Home / News / Saat Warisan Dibakar Amarah: Cagar Budaya Bukan Sekadar Bangunan

Saat Warisan Dibakar Amarah: Cagar Budaya Bukan Sekadar Bangunan

Oleh: Masdjo Arifin (Budayantara)

Jakarta,- Budayantara.tv Suara demonstrasi yang bergemuruh di berbagai kota di Indonesia belakangan ini tidak hanya menjadi panggung kebebasan berpendapat, tetapi juga menyisakan luka yang dalam terutama bagi warisan sejarah bangsa. Di tengah riuhnya aksi protes, bangunan-bangunan bersejarah yang seharusnya menjadi saksi bisu perjalanan negeri, justru menjadi korban amuk massa.

Salah satu yang paling menyentak hati adalah terbakarnya Gedung Grahadi di Surabaya. Bagi warga kota Pahlawan, Grahadi bukan sekadar gedung tua, melainkan penanda perjalanan panjang sejarah kota. Dalam arsip bertanggal 1787, bangunan ini telah tercatat dalam peta kota Surabaya, berdiri kokoh sejak era kekuasaan VOC di bawah pengawasan Dirk Van Hogendorp.

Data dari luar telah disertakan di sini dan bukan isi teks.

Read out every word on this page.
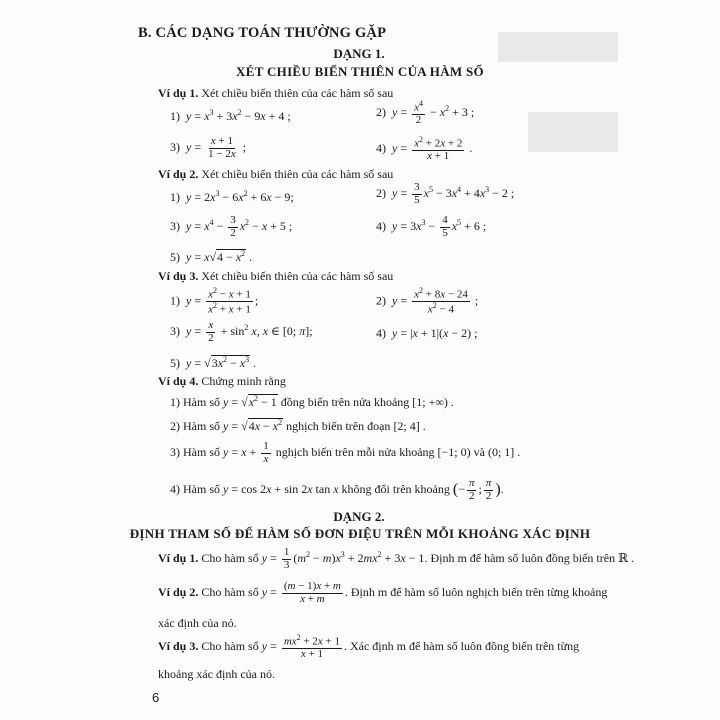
B. CÁC DẠNG TOÁN THƯỜNG GẶP
DẠNG 1.
XÉT CHIỀU BIẾN THIÊN CỦA HÀM SỐ
Ví dụ 1. Xét chiều biến thiên của các hàm số sau
1)  $y = x^3 + 3x^2 - 9x + 4$ ;	2)  $y = \frac{x^4}{2} - x^2 + 3$ ;
3)  $y = \frac{x + 1}{1 - 2x}$ ;	4)  $y = \frac{x^2 + 2x + 2}{x + 1}$ .
Ví dụ 2. Xét chiều biến thiên của các hàm số sau
1)  $y = 2x^3 - 6x^2 + 6x - 9$;	2)  $y = \frac{3}{5} x^5 - 3x^4 + 4x^3 - 2$ ;
3)  $y = x^4 - \frac{3}{2} x^2 - x + 5$ ;	4)  $y = 3x^3 - \frac{4}{5} x^5 + 6$ ;
5)  $y = x√4 - x^2$ .
Ví dụ 3. Xét chiều biến thiên của các hàm số sau
1)  $y = \frac{x^2 - x + 1}{x^2 + x + 1}$ ;	2)  $y = \frac{x^2 + 8x - 24}{x^2 - 4}$ ;
3)  $y = \frac{x}{2} + \sin^2 x$, x ∈ [0; π];	4)  y = |x + 1|(x − 2) ;
5)  $y = √3x^2 - x^3$ .
Ví dụ 4. Chứng minh rằng
1) Hàm số $y = √x^2 - 1$ đồng biến trên nửa khoảng [1; +∞) .
2) Hàm số $y = √4x - x^2$ nghịch biến trên đoạn [2; 4] .
3) Hàm số $y = x + \frac{1}{x}$ nghịch biến trên mỗi nửa khoảng [−1; 0) và (0; 1] .
4) Hàm số y = cos 2x + sin 2x tan x không đổi trên khoảng (− $\frac{\pi}{2}$ ; $\frac{\pi}{2}$ ).
DẠNG 2.
ĐỊNH THAM SỐ ĐỂ HÀM SỐ ĐƠN ĐIỆU TRÊN MỖI KHOẢNG XÁC ĐỊNH
Ví dụ 1. Cho hàm số $y = \frac{1}{3} (m^2 - m)x^3 + 2mx^2 + 3x - 1$. Định m để hàm số luôn đồng biến trên ℝ .
Ví dụ 2. Cho hàm số $y = \frac{(m - 1)x + m}{x + m}$ . Định m để hàm số luôn nghịch biến trên từng khoảng
xác định của nó.
Ví dụ 3. Cho hàm số $y = \frac{mx^2 + 2x + 1}{x + 1}$ . Xác định m để hàm số luôn đồng biến trên từng
khoảng xác định của nó.
6
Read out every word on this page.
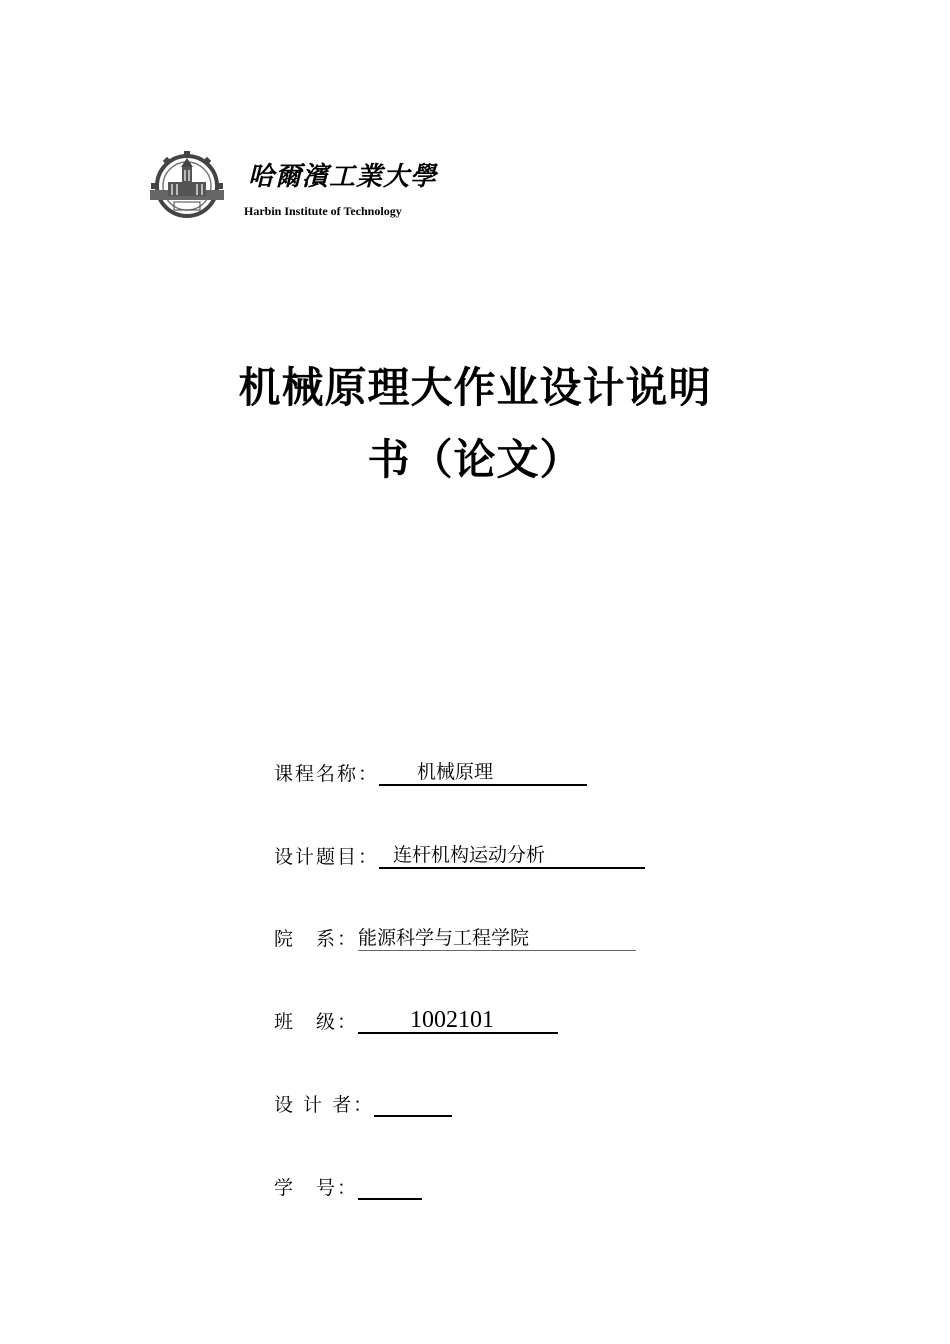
哈爾濱工業大學
Harbin Institute of Technology
机械原理大作业设计说明
书（论文）
课程名称：	机械原理
设计题目： 连杆机构运动分析
院　系： 能源科学与工程学院
班　级：	1002101
设 计 者：
学　号：
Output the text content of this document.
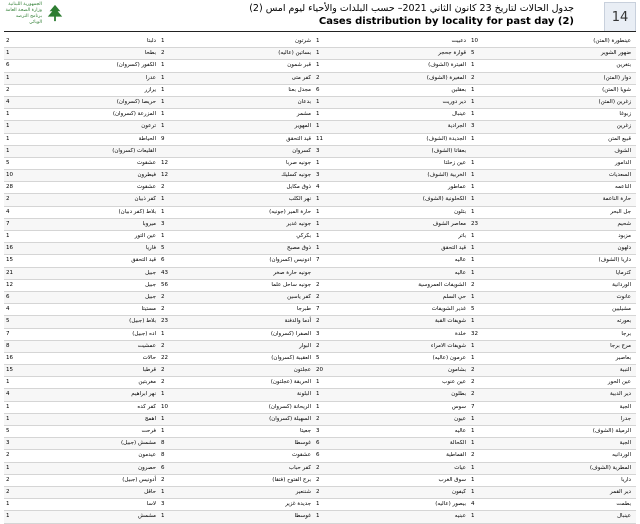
الجمهورية اللبنانية
وزارة الصحة العامة
برنامج الترصد الوبائي
جدول الحالات لتاريخ 23 كانون الثاني 2021– حسب البلدات والأحياء ليوم امس (2)
Cases distribution by locality for past day (2)	14
عينطورة (المتن)
10
دعبيت
1
شرتون
1
دلبتا
2
ضهور الشوير
5
قوارة جحجر
1
بساتين (عاليه)
2
بطحا
1
بتغرين
1
الفيترة (الشوف)
1
قبر شمون
1
الكفور (كسروان)
6
دوار (المتن)
2
المغيرة (الشوف)
2
كفر متى
1
عدرا
1
شويا (المتن)
1
بعقلين
6
مجدل بعنا
1
يرازر
2
زغرين (المتن)
1
دير دوريت
1
بدعان
1
حريصا (كسروان)
4
زبوغا
1
عينبال
1
مشمر
1
المزرعة (كسروان)
1
زغرين
3
الجرادية
1
المهوير
1
ترعون
1
قبيع المتن
1
الجديدة (الشوف)
11
قيد التحقق
9
الحياطة
1
الشوف
بعقاتا (الشوف)
3
كسروان
القليعات (كسروان)
1
الدامور
1
عين زحلتا
1
جونيه صربا
12
عشقوت
5
السعديات
1
الخربية (الشوف)
3
جونيه كسليك
12
فيطرون
10
الناعمه
1
عماطور
4
ذوق مكايل
2
عشقوت
28
حارة الناعمة
1
الكحلونية (الشوف)
1
نهر الكلب
1
كفر ذبيان
2
جل البحر
1
بتلون
1
حارة المير (جونيه)
1
بلاط (كفر دبيان)
4
شحيم
23
معاصر الشوف
1
جونيه غدير
3
ميروبا
7
مزبود
1
باتر
1
بكركي
1
عين التور
1
دلهون
1
قيد التحقق
1
ذوق مصبح
5
فاريا
16
داريا (الشوف)
1
عاليه
7
ادونيس (كسروان)
6
قيد التحقق
15
كترمايا
1
عاليه
جونيه حارة صخر
43
جبيل
21
الوردانية
2
الشويفات العمروسية
2
جونيه ساحل علما
56
جبيل
12
عانوت
1
حي السلم
2
كفر ياسين
2
جبيل
6
مشيليين
5
غدير الشويفات
7
طبرجا
2
مستيتا
4
بعورته
1
شويفات القبة
2
أدما والدفنة
23
بلاط (جبيل)
5
برجا
32
خلدة
3
الصفرا (كسروان)
1
اده (جبيل)
7
مرج برجا
1
شويفات الامراء
2
البوار
2
عمشيت
8
بعاصير
1
عرمون (عاليه)
5
العقيبة (كسروان)
22
حالات
16
النبية
2
بشامون
20
عجلتون
2
قرطبا
15
عين الحور
2
عين عنوب
1
الحريقة (عجلتون)
2
مغربتين
1
دير الدبية
2
بطلون
1
البلونة
1
نهر ابراهيم
4
الجية
7
سوس
1
الريحانة (كسروان)
10
كفر كده
1
جدرا
1
عيون
2
السهيلة (كسروان)
1
اهمج
1
الرميلة (الشوف)
1
عاليه
3
جعيتا
1
فرحت
5
الجية
1
الكحالة
6
غوسطا
8
مشمش (جبيل)
3
الوردانيه
2
القماطية
6
عشقوت
8
عيدمون
2
المطرية (الشوف)
1
عيات
2
كفر حباب
6
حصرون
1
داريا
1
سوق الغرب
2
برج الفتوح (فتقا)
2
أدونيس (جبيل)
2
دير القمر
1
كيفون
2
شننعير
1
حاقل
2
بطمت
4
بيصور (عاليه)
1
جديدة غزير
3
لاسا
1
عينبال
1
عبنيه
1
غوسطا
1
مشمش
1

Grahadi bukan sekadar bangunan, ia adalah narasi. Ia menjadi tempat berlangsungnya banyak peristiwa penting sejak zaman kolonial, masa revolusi, hingga era kemerdekaan. Bahkan pada awal kemerdekaan, Gedung Grahadi menjadi ruang strategis masyarakat berkumpul dalam mendukung program-program Presiden Soekarno. Kini, abu dan arang menggantikan marwahnya.

Tak hanya Surabaya yang berduka. Di Kediri, Museum Bagawanta Bhari juga tak luput dari kerusakan. Koleksi-koleksi yang selama ini menjadi penjaga kisah masa lalu rusak dan raib. Museum yang semestinya menjadi ruang belajar sejarah bagi generasi mendatang, kini menjadi saksi bisu kekerasan yang tidak mengenal batas nilai.

Di Bandung, Gedung Cagar Budaya di Jalan Diponegoro No. 20 bangunan bergaya indische empire dari tahun 1920-an turut menjadi korban. Gedung ini dulunya rumah dinas Wakil Gubernur Jawa Barat, dan menjadi bagian penting dari jejak arsitektur kolonial yang khas. Kini, wajah sejarah itu juga ternoda.

Kita harus sadar, cagar budaya bukan milik segelintir orang atau institusi. Mereka milik kita semua. Mereka adalah ingatan kolektif, warisan yang menyatukan identitas kita sebagai bangsa. Saat warisan itu dibakar amarah, kita bukan hanya kehilangan bangunan kita kehilangan jati diri.

Dari Budayantara, saya memandang kejadian ini sebagai keresahan bersama. Demonstrasi adalah bagian dari demokrasi. Tapi saat demonstrasi berubah menjadi anarki, dan anarki merusak warisan budaya, maka kita tengah mengoyak lembaran sejarah kita sendiri.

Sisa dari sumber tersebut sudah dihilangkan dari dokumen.